I’d forgotten about the masks! Yeah, they were everywhere, even on kids. Another effect of the urban density, I assume - illnesses of all sorts, even just the common cold, can spread like wildfire, I’m sure.

Speaking of hygiene, there was also the bathrooms! Tried a bidet for the first time (all the places we went to at least had a seat warmer, which was nice). Very… interesting experience. Also noted the lack of soap, but only in some places. Others even had their soap dispensers sensor-activated, built into the faucet. And, of course, there were the hand dryers where you stuck your hands into a huge U-shaped device and raised your hands up the U, through a couple of blowers. I think I first tried them here in the States; I don’t remember where, though.

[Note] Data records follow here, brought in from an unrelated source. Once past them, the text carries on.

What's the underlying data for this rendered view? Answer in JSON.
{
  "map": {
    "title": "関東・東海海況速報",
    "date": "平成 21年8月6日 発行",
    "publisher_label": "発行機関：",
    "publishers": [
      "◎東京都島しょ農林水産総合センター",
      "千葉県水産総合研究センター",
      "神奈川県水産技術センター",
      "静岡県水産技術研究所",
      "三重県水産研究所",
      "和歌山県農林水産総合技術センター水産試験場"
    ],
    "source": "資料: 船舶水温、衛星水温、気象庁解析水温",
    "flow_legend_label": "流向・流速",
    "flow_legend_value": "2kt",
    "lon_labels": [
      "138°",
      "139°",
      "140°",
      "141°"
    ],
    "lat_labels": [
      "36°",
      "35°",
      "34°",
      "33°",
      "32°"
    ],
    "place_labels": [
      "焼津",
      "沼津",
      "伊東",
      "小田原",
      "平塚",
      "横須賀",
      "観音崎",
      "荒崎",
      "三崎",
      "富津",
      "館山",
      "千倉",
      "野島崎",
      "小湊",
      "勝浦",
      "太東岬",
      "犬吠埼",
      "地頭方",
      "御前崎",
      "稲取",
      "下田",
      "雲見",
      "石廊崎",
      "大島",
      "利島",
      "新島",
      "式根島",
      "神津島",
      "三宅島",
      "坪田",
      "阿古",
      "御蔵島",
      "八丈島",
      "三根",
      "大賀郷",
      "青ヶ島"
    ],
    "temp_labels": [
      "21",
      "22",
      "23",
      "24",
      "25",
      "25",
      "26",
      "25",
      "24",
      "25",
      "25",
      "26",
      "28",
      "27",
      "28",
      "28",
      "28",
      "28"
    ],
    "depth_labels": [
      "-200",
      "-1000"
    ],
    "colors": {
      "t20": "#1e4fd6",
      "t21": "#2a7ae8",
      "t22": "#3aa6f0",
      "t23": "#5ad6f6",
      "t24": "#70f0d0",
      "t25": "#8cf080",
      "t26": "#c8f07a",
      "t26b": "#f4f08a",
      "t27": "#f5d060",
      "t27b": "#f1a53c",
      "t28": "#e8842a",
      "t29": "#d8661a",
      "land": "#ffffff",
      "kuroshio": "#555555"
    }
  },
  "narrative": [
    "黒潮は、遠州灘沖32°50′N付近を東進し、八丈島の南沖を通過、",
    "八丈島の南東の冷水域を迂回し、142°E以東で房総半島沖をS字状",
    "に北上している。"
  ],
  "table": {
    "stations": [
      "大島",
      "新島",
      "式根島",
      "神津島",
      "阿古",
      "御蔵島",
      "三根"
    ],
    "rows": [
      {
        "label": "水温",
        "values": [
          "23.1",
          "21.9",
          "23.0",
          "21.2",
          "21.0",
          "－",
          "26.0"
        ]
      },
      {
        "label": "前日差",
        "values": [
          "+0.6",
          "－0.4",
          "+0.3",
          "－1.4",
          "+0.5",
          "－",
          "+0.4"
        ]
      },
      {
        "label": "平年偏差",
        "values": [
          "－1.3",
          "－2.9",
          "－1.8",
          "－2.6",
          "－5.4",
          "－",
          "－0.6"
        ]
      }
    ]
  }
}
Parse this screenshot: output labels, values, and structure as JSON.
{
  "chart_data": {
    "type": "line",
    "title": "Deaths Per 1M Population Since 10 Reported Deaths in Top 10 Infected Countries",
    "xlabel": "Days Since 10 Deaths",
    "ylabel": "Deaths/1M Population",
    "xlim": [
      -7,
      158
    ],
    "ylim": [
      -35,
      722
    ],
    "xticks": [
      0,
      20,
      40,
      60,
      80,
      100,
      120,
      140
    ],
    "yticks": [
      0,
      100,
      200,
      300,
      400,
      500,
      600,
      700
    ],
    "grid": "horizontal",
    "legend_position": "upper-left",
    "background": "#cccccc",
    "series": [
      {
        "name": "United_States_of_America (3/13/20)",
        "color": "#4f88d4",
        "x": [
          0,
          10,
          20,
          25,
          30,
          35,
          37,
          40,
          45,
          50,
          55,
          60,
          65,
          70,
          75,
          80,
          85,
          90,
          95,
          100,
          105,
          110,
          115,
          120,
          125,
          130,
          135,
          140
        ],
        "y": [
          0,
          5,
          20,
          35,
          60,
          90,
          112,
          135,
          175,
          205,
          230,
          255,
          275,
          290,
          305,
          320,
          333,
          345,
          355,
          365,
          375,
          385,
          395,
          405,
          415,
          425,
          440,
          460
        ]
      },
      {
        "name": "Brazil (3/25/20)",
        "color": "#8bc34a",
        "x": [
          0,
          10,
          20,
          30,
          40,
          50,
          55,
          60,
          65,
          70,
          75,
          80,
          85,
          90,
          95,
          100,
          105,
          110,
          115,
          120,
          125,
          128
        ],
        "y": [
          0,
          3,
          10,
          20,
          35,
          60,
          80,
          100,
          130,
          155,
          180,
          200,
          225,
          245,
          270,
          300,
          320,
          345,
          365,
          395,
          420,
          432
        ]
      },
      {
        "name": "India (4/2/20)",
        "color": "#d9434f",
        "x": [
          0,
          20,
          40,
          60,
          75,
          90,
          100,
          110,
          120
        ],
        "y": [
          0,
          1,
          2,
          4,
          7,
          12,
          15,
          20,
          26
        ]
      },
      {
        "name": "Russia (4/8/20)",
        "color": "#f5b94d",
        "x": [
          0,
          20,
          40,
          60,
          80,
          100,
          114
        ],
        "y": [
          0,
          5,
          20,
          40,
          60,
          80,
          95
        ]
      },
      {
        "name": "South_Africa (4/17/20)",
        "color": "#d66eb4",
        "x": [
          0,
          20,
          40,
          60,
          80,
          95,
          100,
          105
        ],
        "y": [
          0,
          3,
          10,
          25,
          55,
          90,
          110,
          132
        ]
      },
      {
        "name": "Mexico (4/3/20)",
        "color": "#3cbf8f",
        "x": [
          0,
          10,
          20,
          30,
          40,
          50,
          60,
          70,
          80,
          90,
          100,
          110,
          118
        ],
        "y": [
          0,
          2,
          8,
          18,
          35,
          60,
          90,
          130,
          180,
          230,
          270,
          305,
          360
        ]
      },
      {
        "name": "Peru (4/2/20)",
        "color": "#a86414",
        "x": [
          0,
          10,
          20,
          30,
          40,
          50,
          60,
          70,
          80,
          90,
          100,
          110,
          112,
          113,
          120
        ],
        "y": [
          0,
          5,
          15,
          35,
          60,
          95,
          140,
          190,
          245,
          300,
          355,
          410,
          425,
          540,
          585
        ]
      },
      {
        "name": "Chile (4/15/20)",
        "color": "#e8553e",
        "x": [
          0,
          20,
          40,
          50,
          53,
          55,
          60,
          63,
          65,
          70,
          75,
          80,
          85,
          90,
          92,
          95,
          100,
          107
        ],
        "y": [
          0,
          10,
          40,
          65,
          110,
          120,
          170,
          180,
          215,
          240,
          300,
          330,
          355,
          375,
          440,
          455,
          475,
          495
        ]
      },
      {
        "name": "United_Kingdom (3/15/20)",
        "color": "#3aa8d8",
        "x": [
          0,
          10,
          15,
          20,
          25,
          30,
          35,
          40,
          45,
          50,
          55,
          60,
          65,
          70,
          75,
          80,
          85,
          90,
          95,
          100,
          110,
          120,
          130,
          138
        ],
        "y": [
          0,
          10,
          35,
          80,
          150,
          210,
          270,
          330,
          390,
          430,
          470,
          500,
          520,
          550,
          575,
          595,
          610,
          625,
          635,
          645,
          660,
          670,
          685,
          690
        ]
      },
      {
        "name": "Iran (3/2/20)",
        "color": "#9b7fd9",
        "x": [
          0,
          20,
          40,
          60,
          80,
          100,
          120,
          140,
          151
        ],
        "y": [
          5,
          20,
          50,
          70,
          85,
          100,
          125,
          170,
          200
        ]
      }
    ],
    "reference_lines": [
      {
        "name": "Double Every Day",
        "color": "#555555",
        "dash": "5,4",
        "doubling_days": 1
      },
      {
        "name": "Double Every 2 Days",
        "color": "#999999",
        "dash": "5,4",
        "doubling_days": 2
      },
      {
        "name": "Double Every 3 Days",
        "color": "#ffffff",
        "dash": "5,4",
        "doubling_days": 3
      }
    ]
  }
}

Also, the hotel in Kofu even had a style of bathroom I’d not seen before: one small room for the toilet and another for a onsen-style shower setup with small bathtub. Interesting…

I was at the grocery store one time, and nearly abandoned my cart because I couldn’t take it anymore. (note: I swear I’m not generally a high-strung or easily annoyed person.) There were approximately five different conflicting radios/jingles going on at once; some coming from boom boxes resting on top of the shelves, some from loud speakers. One of them repeated every six seconds. All were loud and jangly in that sing-song-y Japanese kiddie way. I can’t quite describe it, but I can still hear in my head the central, six second jingle that played continuously in that store all the time. Gah!

One thing I loved there was that most restaurants also brought you a small pitcher of water with your itty-bitty drink glasses.

This was irritating. If you picked up litter on the beaches, you’d better be prepared to bring it all the way home with you.

Maybe this is a mens’ room thing? I never saw it in a womens’ room. The turbo dryers were standard.

I was told the masks were worn more by people who were sick and didn’t want to spread germs rather than those who were worried about illness. I frequently saw people alone in cars wearing them, though, which seemed strange to me. Wearing one of those things all day would drive me nuts.

You’re welcome!

What’s the deal with Japanese toilets? I know somebody that lives in Japan, and on his blog (here: http://warmothstrat.wordpress.com/) he has a funny tale of using these Japanese toilets.

Why are they like that? It seems so…inferior to a true sit-down model.

I think humans are really “supposed” to squat when dropping a deuce.

Squatters are popular in Asia. They suck.

I’ve been to Japan and many other countries over the years. It really is fascinating.

Travel makes you realize that no matter how obvious it might seem that your “home” way is the only right way to do something, there’s another way to do it that’s just as good, or even better. Whatever that thing might be.

That’s actually been very useful in my career from time to time.

In the US, classes are not required in order to obtain a motorcycle endorsement (though some states will let you skip the road test if you present a certificate of completion from an MSF course). You can just show up cold and take the road test, and if you pass, you get the endorsement. The level of skill required in order to pass the test is sadly low, and there are no gradations to it: once you have your endorsement, you are authorized to pilot anything from the lowliest 250cc bike up to the most terrifying world-class superbike.

As in Japan, only an ordinary driver’s license is needed to pilot a scooter.

That may help explain why motorcycles are so popular in the US.

I enjoyed receiving a washcloth or disposable wipe before every restaurant meal. Here in the states I’ll often head for the bathroom just after ordering so I can wash my hands, but that wasn’t needed in Japan. I liked it, and wish it was a more popular practice around here.